While serving on the board, the offshoot that I began working with was called Family Matters, a program that encouraged families to discover the benefits of volunteering together. I had seen those benefits in a very real way in my own family. One of the places I would take my daughters to volunteer when we lived in Washington, D.C. was Children of Mine, a community center in Anacostia for children who had nowhere to go after school. On one occasion, shortly after my daughter Isabella's fifth birthday party, we went to the center, and there was another little girl who was turning five. The sum total of her birthday celebration was one chocolate chip cookie. From the corner of my eye, I could see Isabella tearing up. When we returned home, she gathered up every single present she had been given and insisted that we take them back to the little girl at the center.
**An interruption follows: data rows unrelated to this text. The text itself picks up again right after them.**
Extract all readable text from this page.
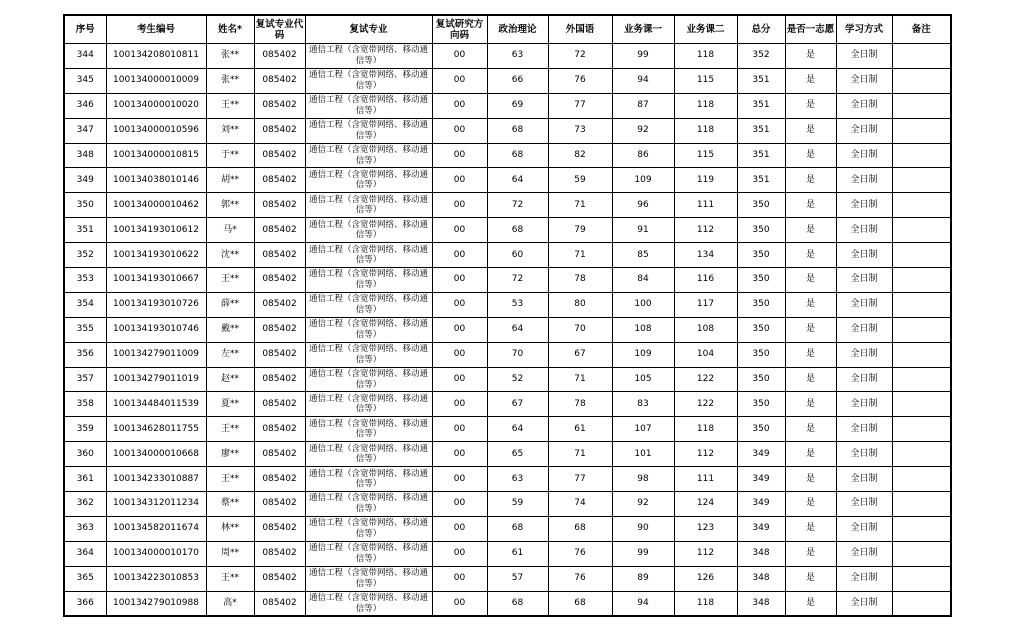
序号	考生编号	姓名*	复试专业代码	复试专业	复试研究方向码	政治理论	外国语	业务课一	业务课二	总分	是否一志愿	学习方式	备注
344	100134208010811	张**	085402	通信工程（含宽带网络、移动通信等）	00	63	72	99	118	352	是	全日制	
345	100134000010009	张**	085402	通信工程（含宽带网络、移动通信等）	00	66	76	94	115	351	是	全日制	
346	100134000010020	王**	085402	通信工程（含宽带网络、移动通信等）	00	69	77	87	118	351	是	全日制	
347	100134000010596	刘**	085402	通信工程（含宽带网络、移动通信等）	00	68	73	92	118	351	是	全日制	
348	100134000010815	于**	085402	通信工程（含宽带网络、移动通信等）	00	68	82	86	115	351	是	全日制	
349	100134038010146	胡**	085402	通信工程（含宽带网络、移动通信等）	00	64	59	109	119	351	是	全日制	
350	100134000010462	郭**	085402	通信工程（含宽带网络、移动通信等）	00	72	71	96	111	350	是	全日制	
351	100134193010612	马*	085402	通信工程（含宽带网络、移动通信等）	00	68	79	91	112	350	是	全日制	
352	100134193010622	沈**	085402	通信工程（含宽带网络、移动通信等）	00	60	71	85	134	350	是	全日制	
353	100134193010667	王**	085402	通信工程（含宽带网络、移动通信等）	00	72	78	84	116	350	是	全日制	
354	100134193010726	薛**	085402	通信工程（含宽带网络、移动通信等）	00	53	80	100	117	350	是	全日制	
355	100134193010746	戴**	085402	通信工程（含宽带网络、移动通信等）	00	64	70	108	108	350	是	全日制	
356	100134279011009	左**	085402	通信工程（含宽带网络、移动通信等）	00	70	67	109	104	350	是	全日制	
357	100134279011019	赵**	085402	通信工程（含宽带网络、移动通信等）	00	52	71	105	122	350	是	全日制	
358	100134484011539	夏**	085402	通信工程（含宽带网络、移动通信等）	00	67	78	83	122	350	是	全日制	
359	100134628011755	王**	085402	通信工程（含宽带网络、移动通信等）	00	64	61	107	118	350	是	全日制	
360	100134000010668	廖**	085402	通信工程（含宽带网络、移动通信等）	00	65	71	101	112	349	是	全日制	
361	100134233010887	王**	085402	通信工程（含宽带网络、移动通信等）	00	63	77	98	111	349	是	全日制	
362	100134312011234	蔡**	085402	通信工程（含宽带网络、移动通信等）	00	59	74	92	124	349	是	全日制	
363	100134582011674	林**	085402	通信工程（含宽带网络、移动通信等）	00	68	68	90	123	349	是	全日制	
364	100134000010170	周**	085402	通信工程（含宽带网络、移动通信等）	00	61	76	99	112	348	是	全日制	
365	100134223010853	王**	085402	通信工程（含宽带网络、移动通信等）	00	57	76	89	126	348	是	全日制	
366	100134279010988	高*	085402	通信工程（含宽带网络、移动通信等）	00	68	68	94	118	348	是	全日制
There are so many forces that divide us from one another. And with the increasing presence of technology, families can easily drift apart, even while in the same room. Volunteering is a force that can bridge those divides and strengthen families at the same time. The idea is to make volunteering a first-level option for families when they're deciding what to do -- right in the mix along with movies, going out to eat and Little League.
The recipients of the 5,000th award are Floyd Hammer and Kathy Hamilton from Union, Iowa, who, instead of retiring after a lifetime of farming, decided to fight hunger in the U.S. and in more than 15 countries by creating a nonprofit that delivers free meals to children.
You can be a daily point of light in your own way. As John Bridgeland wrote in his book, "Heart of the Nation: Volunteering and America's Civic Spirit," volunteerism has always been the "connective tissue that ensures our country remains the land of opportunity for all." Bridgeland, who was a senior aide in the Bush 43 administration, is now co-chair, along with Gen. Stanley McChrystal, of the Franklin Project, which aims to create a system of voluntary civilian national service.
Bridgeland also notes the many neuroscience studies that are increasingly confirming the truth that humans have an innate instinct to reach out and connect through giving of themselves. But this impulse is like a muscle -- it needs to be strengthened through regular exercise.
Our leaders in Washington are not the only manifestation of our civic spirit. They may be, for the time being, at least, hopelessly polarized, but our representatives are not actually very representative. And volunteering is the ultimate in bipartisanship.
Our political leaders can have a big effect on volunteering. FDR created the Civilian Conservation Corps; JFK, the Peace Corps; Bill Clinton, AmeriCorps -- every president has seen the importance of volunteering.
But volunteering, in turn, has the power to change our politics. So if you're frustrated by the lack of solutions in Washington, you can create your own small solution in your community.